Today is transition day from the AmaDagio in Lyon to the AmaLegro in Paris. There are about 20 of us making the switch. We are dropped off in Lyon to walk around for a couple of hours before having a cooking class -- then boarding the TGV (fast) train for a two hour ride to Paris -- then a short bus ride to the AmaLegro docked on the Seine. We were not pleased with the transition -- and will use our words when we fill out the evaluation forms at the end of next week.
Disembarkation from the AmaDagio is 9:00 am after verifying our luggage is all in place for loading onto the bus. We are dropped off with a guide in Bellecoure Square in Lyon to visit the farmer's market or just walk around until 11:30 when we are scheduled to have a cooking class. The only issue is that it is raining and we were not told that we would be "left" to our own devices for two hours so several people didn't have jackets or raingear. Patte and I are prepared with our hooded LL Bean jackets -- Dave and Phil less so.
After a walk through the market where the vegetables and fruits are abundant and beautiful -- Phil takes off on his own -- Patte, Dave and I stop at "Pomme de Pain" for a coffee and pastry then Patte and I take a browse through the shops. We bump into Phil -- who is undaunted by the drizzle -- we watch a movie being made in the middle of the square and soon enough it is 11:30. "In Cuisine" -- the shop where our cooking class is scheduled -- is just on the perimeter of Bellecoure Square -- we are happy to get inside where it is dry and warm.
Cooking classes were held in two groups with a separate chef for each of three courses: Beef Bourgononne -- Salmon Roll-ups -- Brioche with Pears. It was a lot of fun -- each of the three chefs had their own style -- everyone had a job -- the dishes were simple and delicious -- recipes were provided ---- we could not ask for anything better.
Now it is off to the train station for the TGV to Paris. Rachel has about 94 people to get on the train -- a group going to Paris for the weekend and our group changing ships. All the groups meet at the train station and are able to get on the train early -- we've been given the train car number and our seat numbers so we board without issue.
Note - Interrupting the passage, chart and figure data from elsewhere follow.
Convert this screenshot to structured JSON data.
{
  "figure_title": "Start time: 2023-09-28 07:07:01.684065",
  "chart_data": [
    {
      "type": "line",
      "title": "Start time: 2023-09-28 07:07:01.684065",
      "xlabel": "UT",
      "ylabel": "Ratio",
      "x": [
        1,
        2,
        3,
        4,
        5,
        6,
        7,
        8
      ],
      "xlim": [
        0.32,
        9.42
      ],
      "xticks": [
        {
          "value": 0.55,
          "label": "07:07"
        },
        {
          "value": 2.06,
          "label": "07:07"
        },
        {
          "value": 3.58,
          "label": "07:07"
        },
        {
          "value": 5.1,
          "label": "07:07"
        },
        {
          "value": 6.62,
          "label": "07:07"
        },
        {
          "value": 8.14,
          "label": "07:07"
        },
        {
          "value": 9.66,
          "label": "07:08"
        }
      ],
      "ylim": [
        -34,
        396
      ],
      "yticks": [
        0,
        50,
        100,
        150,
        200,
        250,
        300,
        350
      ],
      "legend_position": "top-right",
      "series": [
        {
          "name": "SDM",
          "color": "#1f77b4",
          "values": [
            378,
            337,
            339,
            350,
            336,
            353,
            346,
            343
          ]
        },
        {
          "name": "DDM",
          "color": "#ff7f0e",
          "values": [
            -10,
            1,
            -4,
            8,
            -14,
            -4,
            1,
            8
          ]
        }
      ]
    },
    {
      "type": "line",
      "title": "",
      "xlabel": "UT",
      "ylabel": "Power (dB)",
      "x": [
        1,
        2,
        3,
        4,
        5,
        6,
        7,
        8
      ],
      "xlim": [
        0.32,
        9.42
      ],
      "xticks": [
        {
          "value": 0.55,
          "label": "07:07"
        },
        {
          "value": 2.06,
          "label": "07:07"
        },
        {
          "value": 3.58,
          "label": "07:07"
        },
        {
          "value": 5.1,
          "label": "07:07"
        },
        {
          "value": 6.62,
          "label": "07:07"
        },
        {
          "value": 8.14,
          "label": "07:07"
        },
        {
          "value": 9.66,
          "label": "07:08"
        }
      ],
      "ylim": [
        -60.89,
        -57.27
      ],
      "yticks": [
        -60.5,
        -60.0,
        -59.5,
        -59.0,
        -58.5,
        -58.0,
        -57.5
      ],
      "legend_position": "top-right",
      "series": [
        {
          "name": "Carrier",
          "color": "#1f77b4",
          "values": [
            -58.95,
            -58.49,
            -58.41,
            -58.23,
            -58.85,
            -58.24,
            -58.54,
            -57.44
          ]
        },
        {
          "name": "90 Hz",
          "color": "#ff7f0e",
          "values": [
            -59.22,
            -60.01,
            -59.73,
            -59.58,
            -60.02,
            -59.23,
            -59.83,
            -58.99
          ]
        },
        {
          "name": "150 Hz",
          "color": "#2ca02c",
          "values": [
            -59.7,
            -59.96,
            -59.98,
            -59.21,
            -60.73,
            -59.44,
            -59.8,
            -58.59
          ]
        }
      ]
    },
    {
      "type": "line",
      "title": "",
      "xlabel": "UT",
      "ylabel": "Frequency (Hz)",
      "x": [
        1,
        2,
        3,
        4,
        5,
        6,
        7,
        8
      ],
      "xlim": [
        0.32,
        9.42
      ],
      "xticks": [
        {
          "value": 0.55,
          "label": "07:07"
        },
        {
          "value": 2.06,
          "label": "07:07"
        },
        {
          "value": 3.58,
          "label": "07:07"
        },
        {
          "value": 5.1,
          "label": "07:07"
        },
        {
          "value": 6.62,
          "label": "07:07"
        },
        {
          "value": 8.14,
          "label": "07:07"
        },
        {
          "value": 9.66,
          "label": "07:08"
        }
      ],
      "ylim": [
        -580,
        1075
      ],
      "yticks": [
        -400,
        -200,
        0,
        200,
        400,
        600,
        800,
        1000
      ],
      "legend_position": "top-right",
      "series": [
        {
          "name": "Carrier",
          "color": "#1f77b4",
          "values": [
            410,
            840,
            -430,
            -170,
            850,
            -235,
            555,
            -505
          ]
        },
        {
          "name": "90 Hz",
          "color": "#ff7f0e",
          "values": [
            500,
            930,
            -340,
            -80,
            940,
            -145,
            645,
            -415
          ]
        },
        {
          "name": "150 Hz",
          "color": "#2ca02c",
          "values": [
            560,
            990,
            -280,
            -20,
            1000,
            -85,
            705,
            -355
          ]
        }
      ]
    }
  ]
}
Our group sit the same area of the train -- all seems fine until people get on the train with tickets to seats that some of our group have taken. We have no tickets -- just the information given to us by Rachel. Luckily -- Patte, Dave, Phil and I are not approached but at least half of our group had to find other seats. Apparently Rachel was sitting in another car with the folks going to Paris with her. She never came to find us to see that all was well. By the time the train left everyone had found a seat and we were off.
Arrival in Paris at Lyon du Gare is about 4:00pm. We see Rachel in the station and are met at our train by Michel holding a sign: AMALEGRO. Michel is not sensitive to the needs of some in our group who move a little slower -- he leads the way to the buses much too quickly and by now we are all watching out for each other. This is the first black mark against Michel. Next comes the loading of the luggage. Luggage for 94 people is on the platform next to the three buses -- our group's luggage has green tickets. Phil and I have three pieces -- two large and one carry-on all with four wheels. I can only see the two large pieces. As I wander through the maize of bags looking for my other piece -- Michel instructs me in a most unpleasant tone to get on the bus -- everything will be loaded.
Well -- everything was not loaded. Upon arrival at the AmaLegro -- two bags are missing: my bag and one other. After disbelief on Michel's part -- and an insulting attitude that I must be mistaken --phone calls were made and the bags were found at the Paris hotel of the other group. The bags arrived by taxi before we departed Paris at 10:00 pm.
Our rooms are the same -- but a little more efficient use of the small space. We have a nice dinner sitting in the same table position as we did on the AmaDagio -- such creatures of habit are we?
A long day but we are on board -- well fed -- and ready to get a good night's sleep.
Thanks for Reading!
The cooking class looks like lots of fun. Maybe you will join us for more cooking in Tuscany next year. We could visit Bella too. If Phil doesn't make the trip soon, we'll go without him! :) Who can resist an Italian village named "Bella"?